General Rules for Disinfection. The walls, woodwork, and ceiling may be
cleaned by washing with one to one thousand solution of corrosive
sublimate solution, or a five per cent carbolic acid solution, Or by
rubbing with bread if solutions would injure. All dust must be removed.
Plastered walls and ceilings may be white-washed. Woodwork must then be
scrubbed with soap and thoroughly wiped. Then fumigate, at least three
pounds of sulphur should be burned in the room for each 1,000 cubic feet
of space. Placing it in a pan supported in another containing water to
guard against fire. After scrubbing or fumigating, the room and its
contents should be freely aired for several days, admitting sunlight if
possible. All useless articles and badly soiled bedding should be burned.
Such pieces of clothing as will not be injured may be boiled or soaked in
a one to one thousand formaldehyde solution (one ounce of twelve per cent
solution in one gallon of water), or two per cent carbolic acid solution.

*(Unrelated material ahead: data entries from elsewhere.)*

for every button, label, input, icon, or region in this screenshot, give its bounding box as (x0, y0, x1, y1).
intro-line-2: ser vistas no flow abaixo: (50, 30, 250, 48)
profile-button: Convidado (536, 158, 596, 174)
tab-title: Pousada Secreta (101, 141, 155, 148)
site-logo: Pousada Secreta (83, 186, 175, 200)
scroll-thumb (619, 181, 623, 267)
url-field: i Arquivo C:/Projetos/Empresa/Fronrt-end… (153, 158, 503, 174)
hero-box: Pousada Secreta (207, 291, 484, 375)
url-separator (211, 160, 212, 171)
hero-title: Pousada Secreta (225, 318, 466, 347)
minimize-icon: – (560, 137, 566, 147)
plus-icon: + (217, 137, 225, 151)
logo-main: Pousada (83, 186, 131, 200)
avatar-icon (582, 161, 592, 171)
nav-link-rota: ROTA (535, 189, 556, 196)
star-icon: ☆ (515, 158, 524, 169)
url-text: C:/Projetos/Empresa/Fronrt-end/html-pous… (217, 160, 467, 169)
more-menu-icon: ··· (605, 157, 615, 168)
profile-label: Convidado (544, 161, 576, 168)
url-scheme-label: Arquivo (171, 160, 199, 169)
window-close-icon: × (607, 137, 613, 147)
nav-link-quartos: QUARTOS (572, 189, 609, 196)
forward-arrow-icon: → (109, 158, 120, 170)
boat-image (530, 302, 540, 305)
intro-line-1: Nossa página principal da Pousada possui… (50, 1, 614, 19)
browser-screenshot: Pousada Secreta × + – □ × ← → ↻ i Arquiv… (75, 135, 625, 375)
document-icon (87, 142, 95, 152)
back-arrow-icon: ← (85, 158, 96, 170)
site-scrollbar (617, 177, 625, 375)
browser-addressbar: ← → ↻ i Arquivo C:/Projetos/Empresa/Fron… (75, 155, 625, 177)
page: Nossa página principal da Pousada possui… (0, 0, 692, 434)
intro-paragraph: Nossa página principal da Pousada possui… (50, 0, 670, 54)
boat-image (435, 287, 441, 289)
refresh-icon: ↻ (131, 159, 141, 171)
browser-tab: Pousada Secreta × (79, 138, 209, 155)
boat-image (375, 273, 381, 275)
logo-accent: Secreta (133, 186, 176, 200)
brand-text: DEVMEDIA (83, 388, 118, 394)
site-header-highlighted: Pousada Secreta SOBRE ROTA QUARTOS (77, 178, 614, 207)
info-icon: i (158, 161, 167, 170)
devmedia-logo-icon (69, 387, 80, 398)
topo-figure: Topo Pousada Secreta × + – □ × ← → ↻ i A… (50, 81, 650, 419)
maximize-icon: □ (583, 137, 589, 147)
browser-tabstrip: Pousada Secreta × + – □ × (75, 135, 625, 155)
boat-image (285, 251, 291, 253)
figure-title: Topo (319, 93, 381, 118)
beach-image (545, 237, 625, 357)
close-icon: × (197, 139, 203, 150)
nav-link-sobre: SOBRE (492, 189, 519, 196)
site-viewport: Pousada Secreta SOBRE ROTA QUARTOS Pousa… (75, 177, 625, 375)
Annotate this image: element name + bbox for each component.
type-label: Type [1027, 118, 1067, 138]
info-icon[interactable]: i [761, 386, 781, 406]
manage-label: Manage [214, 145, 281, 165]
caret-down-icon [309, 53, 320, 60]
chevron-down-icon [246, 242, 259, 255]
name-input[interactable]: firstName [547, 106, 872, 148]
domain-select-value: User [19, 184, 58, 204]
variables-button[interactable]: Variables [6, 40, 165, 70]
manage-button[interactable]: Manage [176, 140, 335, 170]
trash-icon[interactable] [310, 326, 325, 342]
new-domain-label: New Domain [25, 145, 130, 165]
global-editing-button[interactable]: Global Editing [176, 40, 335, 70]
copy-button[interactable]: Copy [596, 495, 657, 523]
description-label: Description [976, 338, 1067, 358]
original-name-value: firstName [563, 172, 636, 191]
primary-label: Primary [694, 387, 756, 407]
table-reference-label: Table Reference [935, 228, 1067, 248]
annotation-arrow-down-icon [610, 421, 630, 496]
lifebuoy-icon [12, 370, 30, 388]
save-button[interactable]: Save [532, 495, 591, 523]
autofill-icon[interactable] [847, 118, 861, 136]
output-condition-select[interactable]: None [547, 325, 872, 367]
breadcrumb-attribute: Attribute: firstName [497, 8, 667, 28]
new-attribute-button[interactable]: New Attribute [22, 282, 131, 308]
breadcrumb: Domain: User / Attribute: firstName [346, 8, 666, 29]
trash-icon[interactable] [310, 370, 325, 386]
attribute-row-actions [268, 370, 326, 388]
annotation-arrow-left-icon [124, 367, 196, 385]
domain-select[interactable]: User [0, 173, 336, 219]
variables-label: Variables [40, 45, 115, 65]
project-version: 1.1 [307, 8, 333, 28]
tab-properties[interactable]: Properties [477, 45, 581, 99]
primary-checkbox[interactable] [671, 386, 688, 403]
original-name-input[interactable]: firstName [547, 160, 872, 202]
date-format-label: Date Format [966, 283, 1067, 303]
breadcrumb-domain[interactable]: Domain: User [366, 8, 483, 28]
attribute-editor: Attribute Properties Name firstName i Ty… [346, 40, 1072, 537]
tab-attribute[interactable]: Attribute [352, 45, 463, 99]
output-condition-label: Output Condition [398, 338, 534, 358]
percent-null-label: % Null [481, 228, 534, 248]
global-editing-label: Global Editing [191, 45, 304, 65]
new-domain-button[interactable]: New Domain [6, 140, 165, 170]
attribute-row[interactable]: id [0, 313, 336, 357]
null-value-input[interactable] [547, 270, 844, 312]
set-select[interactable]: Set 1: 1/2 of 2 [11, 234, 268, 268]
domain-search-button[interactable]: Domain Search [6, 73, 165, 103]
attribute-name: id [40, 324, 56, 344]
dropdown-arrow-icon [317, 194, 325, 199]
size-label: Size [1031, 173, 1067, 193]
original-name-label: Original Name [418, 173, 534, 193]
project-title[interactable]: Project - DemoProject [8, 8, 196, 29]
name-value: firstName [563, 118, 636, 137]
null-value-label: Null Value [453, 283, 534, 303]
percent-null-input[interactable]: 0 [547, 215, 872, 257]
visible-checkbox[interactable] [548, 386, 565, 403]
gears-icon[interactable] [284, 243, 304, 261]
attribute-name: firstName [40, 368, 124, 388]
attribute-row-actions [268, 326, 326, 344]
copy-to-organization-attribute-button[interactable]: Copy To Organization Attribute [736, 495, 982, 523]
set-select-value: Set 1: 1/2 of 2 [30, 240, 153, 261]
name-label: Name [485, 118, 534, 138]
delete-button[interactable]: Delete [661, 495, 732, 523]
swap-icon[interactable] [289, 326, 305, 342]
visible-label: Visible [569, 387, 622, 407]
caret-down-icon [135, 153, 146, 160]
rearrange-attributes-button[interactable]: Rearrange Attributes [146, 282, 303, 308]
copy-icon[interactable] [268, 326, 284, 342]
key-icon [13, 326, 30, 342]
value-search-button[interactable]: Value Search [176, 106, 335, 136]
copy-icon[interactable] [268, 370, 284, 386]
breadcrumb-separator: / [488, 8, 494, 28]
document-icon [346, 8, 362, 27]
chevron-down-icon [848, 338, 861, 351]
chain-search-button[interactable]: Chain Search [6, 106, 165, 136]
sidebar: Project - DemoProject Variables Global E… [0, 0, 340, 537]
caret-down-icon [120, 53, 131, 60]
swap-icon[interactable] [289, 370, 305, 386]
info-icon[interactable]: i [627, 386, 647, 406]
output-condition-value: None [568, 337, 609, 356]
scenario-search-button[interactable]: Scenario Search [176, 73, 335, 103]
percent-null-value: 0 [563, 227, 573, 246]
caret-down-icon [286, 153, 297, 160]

Clothing, bedding, etc., may be disinfected in the steam sterilizer.
Hands, Body, etc. Special outer garments may be worn while in the sick
room and removed, and clothing aired before leaving. Hands of the
attendant should be washed in one to one thousand corrosive sublimate
solution.
Vaccination and Re-vaccination and its Prevention of Smallpox. We quote in
part from an article prepared by the State of Michigan. It is well known
that smallpox can be prevented or modified by vaccination; and a
widespread epidemic of the disease can be attributed only to an equally
widespread ignorance or willfulness concerning smallpox and its prevention
by vaccination and re-vaccination.
A Good Time to be Vaccinated. Smallpox is usually most prevalent in the
winter and spring months, reaching the highest point in May. The rarity of
smallpox in Michigan for several years led to a feeling of security and to
neglect vaccination, resulting in an increased proportion of inhabitants
not protected by recent vaccination. This made possible a widespread
epidemic. The proper preventive of such an epidemic is general vaccination
and re-vaccination of all persons not recently thus protected. There is no
better settled fact than that vaccination does protect against smallpox.
But after a time the protection is weakened, therefore after a lapse of
five years there should be re-vaccination.